“If you look after your trees, they’ll look after you.” ~Anon. Bonsai Master
When I’m not tinkering with bicycles, I can often be found torturing trees. It’s a relaxing hobby … bonsai, I mean.
I wish I could remember his name, but the source of the preceding wisdom was the proprietor of a bonsai supply shop on Fourth Avenue, in Vancouver.
I think he moved on, but I remember his mysterious remark, which has become clearer over the years.
I’ve lost more trees (to neglect, disease and insect attack) than I care to admit, over the 22-years I’ve been bending limbs and pruning leaves—the obscure tradition takes practice.
It’s a mixture of horticultural expertise and artistic vision. To attempt to create a tree that expresses nature’s intent is perhaps a severe form of hubris. Nevertheless, if the approach is sincere, and if nature’s form are to be approximated in any credible way, then attention to the wild must be acute. I believe something of nature’s “green fuse,” as Dylan Thomas called it, is ignited within one during the (long) process.
And my trees have looked after me.
They have taught me patience–which really is a virtue. They have drawn my attention to how the natural world is changing. In particular I have noticed their response to climate change. Just like their boreal counterparts, they are more prone to drought, insect plague and stress. (which are all my job to counter).
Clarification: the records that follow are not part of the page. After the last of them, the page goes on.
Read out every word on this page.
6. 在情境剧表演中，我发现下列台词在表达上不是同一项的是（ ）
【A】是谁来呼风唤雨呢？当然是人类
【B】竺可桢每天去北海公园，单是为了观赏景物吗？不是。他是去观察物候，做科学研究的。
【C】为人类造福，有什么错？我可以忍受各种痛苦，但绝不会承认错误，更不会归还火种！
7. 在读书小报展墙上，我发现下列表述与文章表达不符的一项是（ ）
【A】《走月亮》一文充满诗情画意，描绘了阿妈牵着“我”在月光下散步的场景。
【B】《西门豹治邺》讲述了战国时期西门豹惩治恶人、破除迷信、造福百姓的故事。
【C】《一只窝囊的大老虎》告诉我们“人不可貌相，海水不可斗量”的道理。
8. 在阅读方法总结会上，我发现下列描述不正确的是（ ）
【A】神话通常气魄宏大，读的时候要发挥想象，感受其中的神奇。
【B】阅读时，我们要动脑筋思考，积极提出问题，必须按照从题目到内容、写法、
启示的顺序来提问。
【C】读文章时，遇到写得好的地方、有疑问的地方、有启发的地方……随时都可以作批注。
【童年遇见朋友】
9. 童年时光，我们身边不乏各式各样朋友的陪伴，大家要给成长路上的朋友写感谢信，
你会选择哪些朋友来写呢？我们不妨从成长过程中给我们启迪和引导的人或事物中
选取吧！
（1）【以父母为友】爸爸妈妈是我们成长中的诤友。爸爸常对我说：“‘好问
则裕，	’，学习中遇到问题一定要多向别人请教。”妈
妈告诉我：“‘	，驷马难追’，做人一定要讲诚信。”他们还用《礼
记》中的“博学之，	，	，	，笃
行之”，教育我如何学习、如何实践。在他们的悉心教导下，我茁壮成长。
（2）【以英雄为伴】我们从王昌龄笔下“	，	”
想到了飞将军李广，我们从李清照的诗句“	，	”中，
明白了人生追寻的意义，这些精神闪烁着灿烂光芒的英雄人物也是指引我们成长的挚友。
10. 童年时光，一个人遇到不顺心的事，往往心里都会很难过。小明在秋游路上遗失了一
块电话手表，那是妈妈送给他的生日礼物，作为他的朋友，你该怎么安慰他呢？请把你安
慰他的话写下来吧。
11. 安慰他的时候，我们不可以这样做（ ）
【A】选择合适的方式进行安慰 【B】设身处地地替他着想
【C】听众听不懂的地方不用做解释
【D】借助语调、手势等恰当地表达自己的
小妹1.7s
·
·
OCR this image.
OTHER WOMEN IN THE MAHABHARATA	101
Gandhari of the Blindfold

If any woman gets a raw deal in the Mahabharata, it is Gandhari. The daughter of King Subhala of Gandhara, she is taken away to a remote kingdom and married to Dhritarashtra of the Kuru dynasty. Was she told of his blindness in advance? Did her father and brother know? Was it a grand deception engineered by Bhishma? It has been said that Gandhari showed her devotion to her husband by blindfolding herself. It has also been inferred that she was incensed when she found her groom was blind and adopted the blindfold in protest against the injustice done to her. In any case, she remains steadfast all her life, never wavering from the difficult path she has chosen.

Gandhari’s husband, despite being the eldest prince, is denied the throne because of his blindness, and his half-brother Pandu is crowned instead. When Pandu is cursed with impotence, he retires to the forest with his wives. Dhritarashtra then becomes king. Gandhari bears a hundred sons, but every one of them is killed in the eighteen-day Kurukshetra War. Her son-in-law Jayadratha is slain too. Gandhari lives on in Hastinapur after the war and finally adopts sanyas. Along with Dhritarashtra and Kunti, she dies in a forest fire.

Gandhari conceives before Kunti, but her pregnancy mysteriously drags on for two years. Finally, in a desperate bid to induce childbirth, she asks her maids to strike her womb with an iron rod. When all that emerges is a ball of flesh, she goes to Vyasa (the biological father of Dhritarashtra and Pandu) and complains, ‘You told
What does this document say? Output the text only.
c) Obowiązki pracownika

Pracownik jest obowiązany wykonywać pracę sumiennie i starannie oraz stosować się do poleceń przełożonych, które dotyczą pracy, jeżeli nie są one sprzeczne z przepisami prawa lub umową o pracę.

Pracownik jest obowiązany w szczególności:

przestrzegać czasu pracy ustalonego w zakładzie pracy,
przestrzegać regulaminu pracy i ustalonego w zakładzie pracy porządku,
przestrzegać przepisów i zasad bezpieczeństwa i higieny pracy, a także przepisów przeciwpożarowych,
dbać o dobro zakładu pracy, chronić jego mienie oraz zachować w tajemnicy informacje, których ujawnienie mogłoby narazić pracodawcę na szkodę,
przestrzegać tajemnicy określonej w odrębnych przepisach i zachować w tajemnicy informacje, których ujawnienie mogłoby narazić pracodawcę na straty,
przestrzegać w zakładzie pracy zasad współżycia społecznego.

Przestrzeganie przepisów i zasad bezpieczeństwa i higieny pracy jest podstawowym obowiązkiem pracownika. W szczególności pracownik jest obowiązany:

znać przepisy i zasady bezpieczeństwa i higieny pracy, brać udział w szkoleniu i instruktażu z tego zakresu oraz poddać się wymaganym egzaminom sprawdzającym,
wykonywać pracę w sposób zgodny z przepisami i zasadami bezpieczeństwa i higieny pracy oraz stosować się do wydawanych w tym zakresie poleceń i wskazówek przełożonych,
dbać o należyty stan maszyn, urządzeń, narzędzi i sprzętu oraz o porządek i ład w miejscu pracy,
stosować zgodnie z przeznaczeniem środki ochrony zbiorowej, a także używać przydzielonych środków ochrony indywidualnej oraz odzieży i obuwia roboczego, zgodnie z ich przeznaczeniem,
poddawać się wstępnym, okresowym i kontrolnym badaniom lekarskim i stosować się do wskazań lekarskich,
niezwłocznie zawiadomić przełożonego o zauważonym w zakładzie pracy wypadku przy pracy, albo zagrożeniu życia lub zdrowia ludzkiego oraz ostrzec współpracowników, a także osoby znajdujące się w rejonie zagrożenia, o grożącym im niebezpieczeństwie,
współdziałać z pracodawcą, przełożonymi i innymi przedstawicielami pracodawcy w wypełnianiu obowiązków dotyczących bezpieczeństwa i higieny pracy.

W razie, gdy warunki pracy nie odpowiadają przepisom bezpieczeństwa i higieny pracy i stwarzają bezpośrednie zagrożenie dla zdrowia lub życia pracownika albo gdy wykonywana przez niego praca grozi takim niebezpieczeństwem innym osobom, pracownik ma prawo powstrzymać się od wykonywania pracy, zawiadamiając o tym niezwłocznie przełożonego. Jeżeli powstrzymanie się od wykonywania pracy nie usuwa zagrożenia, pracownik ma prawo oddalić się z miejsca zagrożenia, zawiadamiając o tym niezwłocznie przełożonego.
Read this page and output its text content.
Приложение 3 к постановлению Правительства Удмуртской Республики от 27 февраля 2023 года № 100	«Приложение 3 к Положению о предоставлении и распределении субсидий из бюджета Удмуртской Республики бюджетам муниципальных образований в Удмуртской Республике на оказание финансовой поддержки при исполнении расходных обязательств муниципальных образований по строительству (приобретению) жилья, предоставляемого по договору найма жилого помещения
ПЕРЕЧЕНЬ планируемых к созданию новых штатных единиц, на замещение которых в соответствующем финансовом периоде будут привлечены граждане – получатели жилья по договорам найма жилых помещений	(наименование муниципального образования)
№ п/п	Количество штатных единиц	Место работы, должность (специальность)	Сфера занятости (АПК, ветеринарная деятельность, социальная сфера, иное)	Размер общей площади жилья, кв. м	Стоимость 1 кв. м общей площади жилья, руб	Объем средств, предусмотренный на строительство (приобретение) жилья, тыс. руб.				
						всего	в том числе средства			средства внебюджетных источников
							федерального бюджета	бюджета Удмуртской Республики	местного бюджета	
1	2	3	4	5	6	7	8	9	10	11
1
The tree in today’s photo—a Japapese larch (Larix kaempferi)—has been my teacher for 20 years. I bought it (actually two trees, joined at the hip) and several others, from a nursery in Courtenay, on Vancouver Island.
Over the last two decades it has spawned a couple of other offspring, taken as air-layers from its top. They are now bigger than their progenitor, ready for styling and transplanting into proper bonsai containers. That’s a job for next spring.
They all bring me joy, especially at this time of the year, when they turn gold (larch are coniferous deciduous). They remind me of the great time I spent living in the midst of a larch forest, where I was miniature and the trees were giants.
Sadly you also lost some beautiful specimens to theft, I wish you would publish pictures of those, at least you have a pictorial memory of them.
Alas! Well, let’s hope they’re looking after someone else.